I don't know what things are like in other countries, but I've come to detest the relentless American narrative of every child deserve a forever family and that you are supposed to instantly love a child you really don't know, and they're supposed to instantly love you back, and the kids are instantly supposed to think of you exactly the same as the siblings they've know since birth.

My father was adopted and I’m grateful my grandparents bonded with him and considered him their own. Some family members didn’t and it was crushing. 

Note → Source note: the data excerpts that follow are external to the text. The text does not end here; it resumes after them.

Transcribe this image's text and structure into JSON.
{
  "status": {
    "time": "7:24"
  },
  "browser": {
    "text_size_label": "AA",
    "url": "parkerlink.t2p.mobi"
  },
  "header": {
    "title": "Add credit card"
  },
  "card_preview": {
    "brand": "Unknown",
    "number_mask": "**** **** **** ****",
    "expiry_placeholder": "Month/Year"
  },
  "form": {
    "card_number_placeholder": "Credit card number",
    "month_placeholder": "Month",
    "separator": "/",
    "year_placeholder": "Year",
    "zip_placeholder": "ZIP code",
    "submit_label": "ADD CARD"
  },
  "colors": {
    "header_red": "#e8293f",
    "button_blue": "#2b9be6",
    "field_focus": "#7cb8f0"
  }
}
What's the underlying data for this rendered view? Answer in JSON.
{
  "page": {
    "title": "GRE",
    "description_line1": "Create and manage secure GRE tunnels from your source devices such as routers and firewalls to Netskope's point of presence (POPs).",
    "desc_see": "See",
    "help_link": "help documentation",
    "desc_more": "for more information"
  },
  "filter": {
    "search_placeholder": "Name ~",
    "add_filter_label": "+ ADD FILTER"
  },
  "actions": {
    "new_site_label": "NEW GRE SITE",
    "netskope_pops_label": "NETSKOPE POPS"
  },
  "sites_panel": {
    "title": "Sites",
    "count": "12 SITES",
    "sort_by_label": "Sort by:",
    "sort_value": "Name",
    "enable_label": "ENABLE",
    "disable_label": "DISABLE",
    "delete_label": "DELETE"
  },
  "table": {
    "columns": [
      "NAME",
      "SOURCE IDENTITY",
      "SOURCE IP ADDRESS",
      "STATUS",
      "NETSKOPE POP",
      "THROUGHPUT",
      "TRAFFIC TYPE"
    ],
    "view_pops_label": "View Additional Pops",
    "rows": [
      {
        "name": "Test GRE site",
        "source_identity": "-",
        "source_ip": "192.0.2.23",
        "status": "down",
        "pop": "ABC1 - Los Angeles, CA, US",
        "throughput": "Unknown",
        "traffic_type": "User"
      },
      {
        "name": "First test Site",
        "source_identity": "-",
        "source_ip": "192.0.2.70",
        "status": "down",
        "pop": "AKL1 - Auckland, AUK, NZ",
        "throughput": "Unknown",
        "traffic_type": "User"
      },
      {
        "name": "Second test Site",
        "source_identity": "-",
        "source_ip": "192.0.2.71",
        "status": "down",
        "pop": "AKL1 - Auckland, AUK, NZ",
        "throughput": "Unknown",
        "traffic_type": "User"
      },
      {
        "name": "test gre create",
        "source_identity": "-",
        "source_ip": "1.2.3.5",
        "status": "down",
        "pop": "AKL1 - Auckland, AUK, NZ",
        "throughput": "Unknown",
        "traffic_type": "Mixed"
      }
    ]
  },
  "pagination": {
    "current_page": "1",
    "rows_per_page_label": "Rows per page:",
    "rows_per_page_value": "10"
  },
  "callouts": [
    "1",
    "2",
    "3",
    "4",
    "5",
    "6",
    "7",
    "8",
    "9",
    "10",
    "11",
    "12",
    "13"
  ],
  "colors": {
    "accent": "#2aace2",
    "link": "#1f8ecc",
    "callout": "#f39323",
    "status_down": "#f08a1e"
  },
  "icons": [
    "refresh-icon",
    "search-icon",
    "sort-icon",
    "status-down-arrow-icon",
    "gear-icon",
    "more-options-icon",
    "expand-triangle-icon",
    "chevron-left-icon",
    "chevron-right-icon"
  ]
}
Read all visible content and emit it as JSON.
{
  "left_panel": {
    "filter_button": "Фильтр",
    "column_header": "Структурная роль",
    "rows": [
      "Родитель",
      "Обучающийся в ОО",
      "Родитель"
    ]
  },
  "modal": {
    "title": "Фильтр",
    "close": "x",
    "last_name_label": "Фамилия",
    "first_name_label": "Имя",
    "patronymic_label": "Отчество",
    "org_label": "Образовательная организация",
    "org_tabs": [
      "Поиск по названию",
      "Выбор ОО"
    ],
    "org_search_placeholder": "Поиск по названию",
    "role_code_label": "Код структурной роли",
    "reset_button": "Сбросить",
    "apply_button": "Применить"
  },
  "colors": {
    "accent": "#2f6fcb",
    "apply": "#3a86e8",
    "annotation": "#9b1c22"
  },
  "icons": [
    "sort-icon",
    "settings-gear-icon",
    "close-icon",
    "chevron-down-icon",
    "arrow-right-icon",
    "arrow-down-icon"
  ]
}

With proper social workers and counseling, every child should have a forever family. Outcomes are much better for them than for kids passed around or in group home settings. I’m a teacher and we’ve discussed this for years. Here’s an article on outcomes: https://www.umass.edu/ruddchair/research/mtarp/key-findings/outcomes-adopted-children-and-adolescents

It’s important that adoptive parents understand the risks and benefits, especially with special needs kids. I think this has been romanticized to a certain extent in the media and with the Instagram/YouTube Mommy crowd.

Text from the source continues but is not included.